Mike and I are ex-lifeguards and we felt comfortable with the risk. Still, it was a big challenge, and the kids easily could’ve had a defeating experience. Instead, they did the entire traverse.
“Did you like the event?” I asked Cedar afterward.
“No—I loved it,” he deadpanned.
“How did it feel when you were done?” I asked.
“I felt accomplished,” said Alia. “There were definitely some scary parts, but I got it done.”
Recently they cooked up their own scaleddown version only for kids and ran it with 18 buddies, raising $16,000 for a local ocean-conservation group in the process.
*
We’re on a ribbon of sandstone between a small cliff and the ocean. Rocks ahead, rocks behind, no easy entry into the water, and an overhead set looming. We gather those around us into a little alcove and brace ourselves—all strangers, all watching the ocean, all wide-eyed and keen. After the set, we scurry across a vein of rock jutting into the water, dive in, and hustle through the impact zone.
Partway through the swim, I realize how far we still have to go. There’s so much water to cross, so many kelp paddies, so many caves and trenches to explore. A bat ray cruises by like a little starship. A defensive garibaldi thumps in protest. Leopard sharks swirl in twos and threes.
Surfers are often highly focused when looking at a coastline. We’re myopic in our search for waves. “Because you’re used to it you don’t realize that through that car window everything you see is just more TV,” wrote Robert M. Pirsig in his 1974 book Zen and the Art of Motorcycle Maintenance. “You’re a passive observer and it is all moving by you boringly in a frame.… On a cycle the frame is gone. You’re completely in contact with it all. You’re in the scene…and the sense of presence is overwhelming.” Within this metaphor, we have the windows up, driving past 95 percent of the shore to get to a surf spot. The event is like being on a motorcycle—one that’s moving at a crawl through kelp beds and tide pools for six hours.

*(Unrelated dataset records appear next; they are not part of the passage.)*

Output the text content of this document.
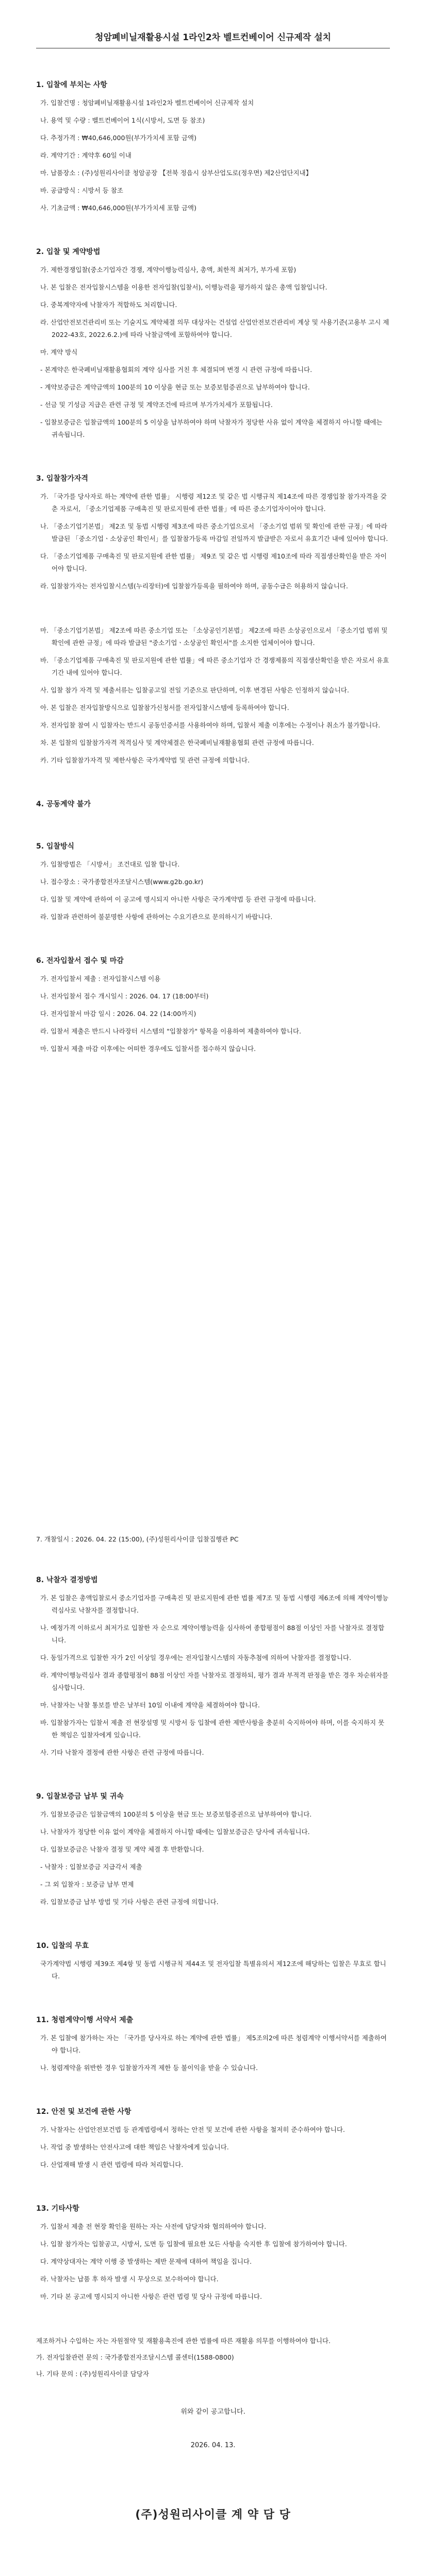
청암폐비닐재활용시설 1라인2차 벨트컨베이어 신규제작 설치
1. 입찰에 부치는 사항
가. 입찰건명 : 청암폐비닐재활용시설 1라인2차 벨트컨베이어 신규제작 설치
나. 용역 및 수량 : 벨트컨베이어 1식(시방서, 도면 등 참조)
다. 추정가격 : ₩40,646,000원(부가가치세 포함 금액)
라. 계약기간 : 계약후 60일 이내
마. 납품장소 : (주)성원리사이클 청암공장 【전북 정읍시 삼부산업도로(정우면) 제2산업단지내】
바. 공급방식 : 시방서 등 참조
사. 기초금액 : ₩40,646,000원(부가가치세 포함 금액)
2. 입찰 및 계약방법
가. 제한경쟁입찰(중소기업자간 경쟁, 계약이행능력심사, 총액, 최한적 최저가, 부가세 포함)
나. 본 입찰은 전자입찰시스템을 이용한 전자입찰(입찰서), 이행능력을 평가하지 않은 총액 입찰입니다.
다. 중복계약자에 낙찰자가 적합하도 처리합니다.
라. 산업안전보건관리비 또는 기술지도 계약체결 의무 대상자는 건설업 산업안전보건관리비 계상 및 사용기준(고용부 고시 제2022-43호, 2022.6.2.)에 따라 낙찰금액에 포함하여야 합니다.
마. 계약 방식
- 본계약은 한국폐비닐재활용협회의 계약 심사를 거친 후 체결되며 변경 시 관련 규정에 따릅니다.
- 계약보증금은 계약금액의 100분의 10 이상을 현금 또는 보증보험증권으로 납부하여야 합니다.
- 선금 및 기성금 지급은 관련 규정 및 계약조건에 따르며 부가가치세가 포함됩니다.
- 입찰보증금은 입찰금액의 100분의 5 이상을 납부하여야 하며 낙찰자가 정당한 사유 없이 계약을 체결하지 아니할 때에는 귀속됩니다.
3. 입찰참가자격
가. 「국가를 당사자로 하는 계약에 관한 법률」 시행령 제12조 및 같은 법 시행규칙 제14조에 따른 경쟁입찰 참가자격을 갖춘 자로서, 「중소기업제품 구매촉진 및 판로지원에 관한 법률」에 따른 중소기업자이어야 합니다.
나. 「중소기업기본법」 제2조 및 동법 시행령 제3조에 따른 중소기업으로서 「중소기업 범위 및 확인에 관한 규정」에 따라 발급된 「중소기업ㆍ소상공인 확인서」를 입찰참가등록 마감일 전일까지 발급받은 자로서 유효기간 내에 있어야 합니다.
다. 「중소기업제품 구매촉진 및 판로지원에 관한 법률」 제9조 및 같은 법 시행령 제10조에 따라 직접생산확인을 받은 자이어야 합니다.
라. 입찰참가자는 전자입찰시스템(누리장터)에 입찰참가등록을 필하여야 하며, 공동수급은 허용하지 않습니다.
마. 「중소기업기본법」 제2조에 따른 중소기업 또는 「소상공인기본법」 제2조에 따른 소상공인으로서 「중소기업 범위 및 확인에 관한 규정」에 따라 발급된 "중소기업ㆍ소상공인 확인서"를 소지한 업체이어야 합니다.
바. 「중소기업제품 구매촉진 및 판로지원에 관한 법률」에 따른 중소기업자 간 경쟁제품의 직접생산확인을 받은 자로서 유효기간 내에 있어야 합니다.
사. 입찰 참가 자격 및 제출서류는 입찰공고일 전일 기준으로 판단하며, 이후 변경된 사항은 인정하지 않습니다.
아. 본 입찰은 전자입찰방식으로 입찰참가신청서를 전자입찰시스템에 등록하여야 합니다.
자. 전자입찰 참여 시 입찰자는 반드시 공동인증서를 사용하여야 하며, 입찰서 제출 이후에는 수정이나 취소가 불가합니다.
차. 본 입찰의 입찰참가자격 적격심사 및 계약체결은 한국폐비닐재활용협회 관련 규정에 따릅니다.
카. 기타 입찰참가자격 및 제한사항은 국가계약법 및 관련 규정에 의합니다.
4. 공동계약 불가
5. 입찰방식
가. 입찰방법은 「시방서」 조건대로 입찰 합니다.
나. 접수장소 : 국가종합전자조달시스템(www.g2b.go.kr)
다. 입찰 및 계약에 관하여 이 공고에 명시되지 아니한 사항은 국가계약법 등 관련 규정에 따릅니다.
라. 입찰과 관련하여 불분명한 사항에 관하여는 수요기관으로 문의하시기 바랍니다.
6. 전자입찰서 접수 및 마감
가. 전자입찰서 제출 : 전자입찰시스템 이용
나. 전자입찰서 접수 개시일시 : 2026. 04. 17 (18:00부터)
다. 전자입찰서 마감 일시 : 2026. 04. 22 (14:00까지)
라. 입찰서 제출은 반드시 나라장터 시스템의 "입찰참가" 항목을 이용하여 제출하여야 합니다.
마. 입찰서 제출 마감 이후에는 어떠한 경우에도 입찰서를 접수하지 않습니다.
7. 개찰일시 : 2026. 04. 22 (15:00), (주)성원리사이클 입찰집행관 PC
8. 낙찰자 결정방법
가. 본 입찰은 총액입찰로서 중소기업자를 구매촉진 및 판로지원에 관한 법률 제7조 및 동법 시행령 제6조에 의해 계약이행능력심사로 낙찰자를 결정합니다.
나. 예정가격 이하로서 최저가로 입찰한 자 순으로 계약이행능력을 심사하여 종합평점이 88점 이상인 자를 낙찰자로 결정합니다.
다. 동일가격으로 입찰한 자가 2인 이상일 경우에는 전자입찰시스템의 자동추첨에 의하여 낙찰자를 결정합니다.
라. 계약이행능력심사 결과 종합평점이 88점 이상인 자를 낙찰자로 결정하되, 평가 결과 부적격 판정을 받은 경우 차순위자를 심사합니다.
마. 낙찰자는 낙찰 통보를 받은 날부터 10일 이내에 계약을 체결하여야 합니다.
바. 입찰참가자는 입찰서 제출 전 현장설명 및 시방서 등 입찰에 관한 제반사항을 충분히 숙지하여야 하며, 이를 숙지하지 못한 책임은 입찰자에게 있습니다.
사. 기타 낙찰자 결정에 관한 사항은 관련 규정에 따릅니다.
9. 입찰보증금 납부 및 귀속
가. 입찰보증금은 입찰금액의 100분의 5 이상을 현금 또는 보증보험증권으로 납부하여야 합니다.
나. 낙찰자가 정당한 이유 없이 계약을 체결하지 아니할 때에는 입찰보증금은 당사에 귀속됩니다.
다. 입찰보증금은 낙찰자 결정 및 계약 체결 후 반환합니다.
- 낙찰자 : 입찰보증금 지급각서 제출
- 그 외 입찰자 : 보증금 납부 면제
라. 입찰보증금 납부 방법 및 기타 사항은 관련 규정에 의합니다.
10. 입찰의 무효
국가계약법 시행령 제39조 제4항 및 동법 시행규칙 제44조 및 전자입찰 특별유의서 제12조에 해당하는 입찰은 무효로 합니다.
11. 청렴계약이행 서약서 제출
가. 본 입찰에 참가하는 자는 「국가를 당사자로 하는 계약에 관한 법률」 제5조의2에 따른 청렴계약 이행서약서를 제출하여야 합니다.
나. 청렴계약을 위반한 경우 입찰참가자격 제한 등 불이익을 받을 수 있습니다.
12. 안전 및 보건에 관한 사항
가. 낙찰자는 산업안전보건법 등 관계법령에서 정하는 안전 및 보건에 관한 사항을 철저히 준수하여야 합니다.
나. 작업 중 발생하는 안전사고에 대한 책임은 낙찰자에게 있습니다.
다. 산업재해 발생 시 관련 법령에 따라 처리합니다.
13. 기타사항
가. 입찰서 제출 전 현장 확인을 원하는 자는 사전에 담당자와 협의하여야 합니다.
나. 입찰 참가자는 입찰공고, 시방서, 도면 등 입찰에 필요한 모든 사항을 숙지한 후 입찰에 참가하여야 합니다.
다. 계약상대자는 계약 이행 중 발생하는 제반 문제에 대하여 책임을 집니다.
라. 낙찰자는 납품 후 하자 발생 시 무상으로 보수하여야 합니다.
마. 기타 본 공고에 명시되지 아니한 사항은 관련 법령 및 당사 규정에 따릅니다.
제조하거나 수입하는 자는 자원절약 및 재활용촉진에 관한 법률에 따른 재활용 의무를 이행하여야 합니다.
가. 전자입찰관련 문의 : 국가종합전자조달시스템 콜센터(1588-0800)
나. 기타 문의 : (주)성원리사이클 담당자
위와 같이 공고합니다.
2026. 04. 13.
(주)성원리사이클 계 약 담 당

Long before this area was designated as a marine protected area—a major effort by legislators, conservationists, and a complex group of stakeholders that essentially created the underwater equivalent of a swim-through Yosemite—Wolfe and his friends knew this place was special. Without trying to, they built a tradition.
As we near the final stretch, I’m reminded that this coastline is familiar, and there is a calm pleasure in reenacting movements my body recognizes. There’s no need to think. It’s like a walking meditation in wet sand. Eventually, however, we reach a more remote part of the coast I’ve never been through and the newness gets me excited. How could there be parts of a shoreline I’ve explored for 15 years that I still haven’t seen? It’s a grounding feeling when our feet touch the sand, still underwater, at the end of the long ocean swim. We will do that many more times today—and in the years that follow.